Vorfrühling und neue Temperaturrekorde statt Schnee und Eis

Rückblick auf den Februar 2019 an der DWD-Station Bevern

Der dritte und letzte meteorologische Wintermonat geht als sonnig, trocken und sehr mild in die regionale Klimastatistik ein. In der Messreihe Holzminden/Bevern war es der zwölftwärmste Februar seit Aufzeichnungsbeginn 1935 und zudem einer der sonnigsten. Hauptverantwortlich dafür war die zweite Monatshälfte mit den beiden kräftigen und höhenwarmen Hochdruckgebieten Dorit und Frauke, die für viele Sonnenstunden und ungewöhnlich hohe Tagestemperaturen bis hin zu neuen Februarrekorden am 27. sorgten. Die Kehrseite der Medaille waren ein erneutes deutliches Niederschlagsdefizit und – zumindest aus Sicht von Winterfans – die fast durchgehende Abwesenheit von Winterwetter, in den Niederungen beendete ein komplett grüner Februar einen der drei schneeärmsten Winter seit Aufzeichnungsbeginn.

Mit einer Mitteltemperatur von 4,6 °C war es an der DWD-Station in Bevern im Februar 2019 um 2,8 Grad wärmer als im Durchschnitt der Jahre 1981-2010. Nach einem Start auf jahreszeitüblichem Niveau ging es zum Ende der ersten Woche vor allem mit den nächtlichen Tiefstwerten aufwärts. Frost spielte bis kurz vor Monatsmitte keine Rolle mehr und auch tagsüber war es relativ mild. Viele Wolken und wenig Sonnenschein hinterließen ein trübes Gesamtbild, das schon weite Teile der beiden Vormonate geprägt hatte. Der Spätwinter schien seinem Ende unentschlossen und unspektakulär entgegenzudümpeln und auch das Hochdruckgebiet Dorit, das zur Monatsmitte die Wetterregie in Mitteleuropa übernahm, schien eigentlich wenig geeignet, daran etwas zu ändern. Zwar zeigten die einschlägigen Apps zu diesem Zeitpunkt viele sonnige Tage in den Vorhersagen, doch waren durchaus Zweifel angebracht: Erfahrungsgemäß unterschätzen diese vollautomatischen Vorhersagesysteme bei Hochdruckwetterlagen im Winterhalbjahr die Bewölkung häufig deutlich, da Prozesse in der Grundschicht und knapp darüber nur unzureichend abgebildet werden. Mit anderen Worten: Ein windschwaches, stationäres Hoch über Deutschland Mitte Februar führt üblicherweise zu einer kalten Grundschicht und einer kräftigen Bodeninversion, die zudem Nebel und Hochnebel gerade in Flusstälern begünstigt.

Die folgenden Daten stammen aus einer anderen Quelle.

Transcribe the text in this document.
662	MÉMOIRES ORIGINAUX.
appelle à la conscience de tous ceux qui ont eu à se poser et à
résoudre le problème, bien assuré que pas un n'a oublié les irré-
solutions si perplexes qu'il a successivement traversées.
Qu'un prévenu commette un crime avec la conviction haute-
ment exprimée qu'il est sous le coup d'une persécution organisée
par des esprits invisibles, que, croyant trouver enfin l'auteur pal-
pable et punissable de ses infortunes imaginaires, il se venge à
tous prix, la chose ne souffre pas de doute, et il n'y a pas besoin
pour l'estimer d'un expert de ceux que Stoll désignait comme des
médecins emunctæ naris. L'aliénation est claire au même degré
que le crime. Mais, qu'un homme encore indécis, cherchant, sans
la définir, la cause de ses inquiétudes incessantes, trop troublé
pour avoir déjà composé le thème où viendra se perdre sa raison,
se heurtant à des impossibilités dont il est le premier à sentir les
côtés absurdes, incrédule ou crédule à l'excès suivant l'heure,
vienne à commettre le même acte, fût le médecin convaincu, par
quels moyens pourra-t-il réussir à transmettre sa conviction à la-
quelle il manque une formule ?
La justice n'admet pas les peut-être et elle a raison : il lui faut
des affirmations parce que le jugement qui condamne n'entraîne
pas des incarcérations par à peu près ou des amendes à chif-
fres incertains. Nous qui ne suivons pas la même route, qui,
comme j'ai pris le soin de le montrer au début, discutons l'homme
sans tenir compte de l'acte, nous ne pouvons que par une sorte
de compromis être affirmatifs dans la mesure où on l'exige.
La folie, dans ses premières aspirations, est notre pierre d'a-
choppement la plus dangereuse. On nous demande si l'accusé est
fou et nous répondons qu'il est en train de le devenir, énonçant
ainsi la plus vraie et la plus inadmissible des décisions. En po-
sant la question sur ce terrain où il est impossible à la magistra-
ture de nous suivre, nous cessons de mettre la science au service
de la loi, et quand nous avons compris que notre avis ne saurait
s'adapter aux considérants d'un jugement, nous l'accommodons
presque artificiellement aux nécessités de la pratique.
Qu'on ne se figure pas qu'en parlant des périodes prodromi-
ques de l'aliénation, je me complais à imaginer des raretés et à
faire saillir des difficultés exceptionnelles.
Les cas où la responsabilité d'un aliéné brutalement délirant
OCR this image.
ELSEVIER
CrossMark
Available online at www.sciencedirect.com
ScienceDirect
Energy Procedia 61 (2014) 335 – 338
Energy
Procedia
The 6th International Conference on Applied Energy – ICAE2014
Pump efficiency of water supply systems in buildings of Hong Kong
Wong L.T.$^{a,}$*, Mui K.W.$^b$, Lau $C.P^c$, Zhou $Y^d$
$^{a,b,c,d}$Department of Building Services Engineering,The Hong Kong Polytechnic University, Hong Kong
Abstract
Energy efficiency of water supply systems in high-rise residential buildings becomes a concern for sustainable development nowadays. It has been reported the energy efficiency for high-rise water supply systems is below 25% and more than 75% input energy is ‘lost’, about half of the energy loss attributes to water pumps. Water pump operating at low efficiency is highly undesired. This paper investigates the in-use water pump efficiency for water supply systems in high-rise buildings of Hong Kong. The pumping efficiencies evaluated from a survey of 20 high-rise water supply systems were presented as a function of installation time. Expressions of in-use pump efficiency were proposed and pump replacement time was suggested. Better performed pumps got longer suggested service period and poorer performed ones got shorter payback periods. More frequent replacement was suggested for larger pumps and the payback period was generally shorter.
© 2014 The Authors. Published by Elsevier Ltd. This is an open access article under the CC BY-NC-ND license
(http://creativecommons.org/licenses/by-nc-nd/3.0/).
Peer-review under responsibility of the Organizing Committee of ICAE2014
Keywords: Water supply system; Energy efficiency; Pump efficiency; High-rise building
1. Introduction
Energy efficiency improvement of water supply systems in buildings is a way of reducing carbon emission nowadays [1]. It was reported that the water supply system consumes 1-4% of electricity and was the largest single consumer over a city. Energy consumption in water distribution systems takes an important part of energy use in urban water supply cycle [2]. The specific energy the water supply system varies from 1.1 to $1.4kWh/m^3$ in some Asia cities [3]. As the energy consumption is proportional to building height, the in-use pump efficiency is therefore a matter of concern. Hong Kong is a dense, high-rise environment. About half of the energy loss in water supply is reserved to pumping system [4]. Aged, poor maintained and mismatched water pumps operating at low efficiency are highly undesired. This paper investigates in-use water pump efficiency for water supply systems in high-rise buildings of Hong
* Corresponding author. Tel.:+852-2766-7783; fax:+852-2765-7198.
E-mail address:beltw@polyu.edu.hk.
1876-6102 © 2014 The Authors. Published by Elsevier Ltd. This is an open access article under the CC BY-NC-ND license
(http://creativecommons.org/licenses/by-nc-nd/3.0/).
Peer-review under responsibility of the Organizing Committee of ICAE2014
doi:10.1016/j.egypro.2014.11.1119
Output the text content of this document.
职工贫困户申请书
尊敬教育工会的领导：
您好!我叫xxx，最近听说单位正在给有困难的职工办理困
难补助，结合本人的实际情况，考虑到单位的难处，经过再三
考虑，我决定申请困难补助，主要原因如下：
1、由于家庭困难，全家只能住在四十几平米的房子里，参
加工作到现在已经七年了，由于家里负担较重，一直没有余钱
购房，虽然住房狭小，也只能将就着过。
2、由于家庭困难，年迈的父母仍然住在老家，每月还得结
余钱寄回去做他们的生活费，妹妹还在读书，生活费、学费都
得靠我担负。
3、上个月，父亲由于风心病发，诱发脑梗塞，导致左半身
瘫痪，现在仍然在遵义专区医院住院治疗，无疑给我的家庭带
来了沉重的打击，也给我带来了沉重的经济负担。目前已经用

Doch davon war zur Überraschung vieler Beobachter diesmal nichts zu sehen: Zwar bildete tatsächlich eine Bodeninversion aus, sowohl unter Dorit als auch unter dem nachfolgenden Hoch Frauke, das sich nach kurzem Tiefdruckeinfluss ab 23.02. bei uns festsetzte, doch beschränkte sich diese auf leichten Nachtfrost und kalte Morgenstunden. Nebel blieb völlig aus und so schaffte es die Sonne ab den späten Vormittagsstunden auch die bodennahe Schicht deutlich zu erwärmen. Zwar wurde es mit Sonnenuntergang mess- und spürbar rasch deutlich kühler, dennoch sorgten die warmen Nachmittage zum Monatsende für einen in dieser Form zu dieser Jahreszeit in der Region bisher noch nicht beobachteten Temperaturverlauf: Tage mit Werten von über 15 Grad waren bisher im Februar Wetterlagen mit kräftiger Warmluftadvektion aus Südwesten oder Süden vorbehalten geblieben. Ein Grund für die ungewöhnliche starke Erwärmung und vergleichsweise schwache nächtliche Abkühlung dürfte darin zu finden sein, dass große Landflächen Mitteleuropas abseits der Gebirgslagen schneefrei waren und so keine eigenständige Kaltluftproduktion in Gang gesetzt wurde, wie sie bei Winterhochs häufig auftritt. Dennoch bleibt unterm Strich neben einer Reihe von neuen Tageshöchstwertrekorden inklusive des neuen Monatsrekords von 18,5 °C vom 27.02. die Frage, wie es unter diesen Rahmenbedingungen so früh im Jahr so warm werden konnte, nur unzureichend geklärt. Auch die Wettervorhersagen, egal ob von Menschenhand oder aus dem Modellcomputer, lagen in diesen Tagen bei den Höchstwertprognosen regelmäßig um drei Grad zu niedrig.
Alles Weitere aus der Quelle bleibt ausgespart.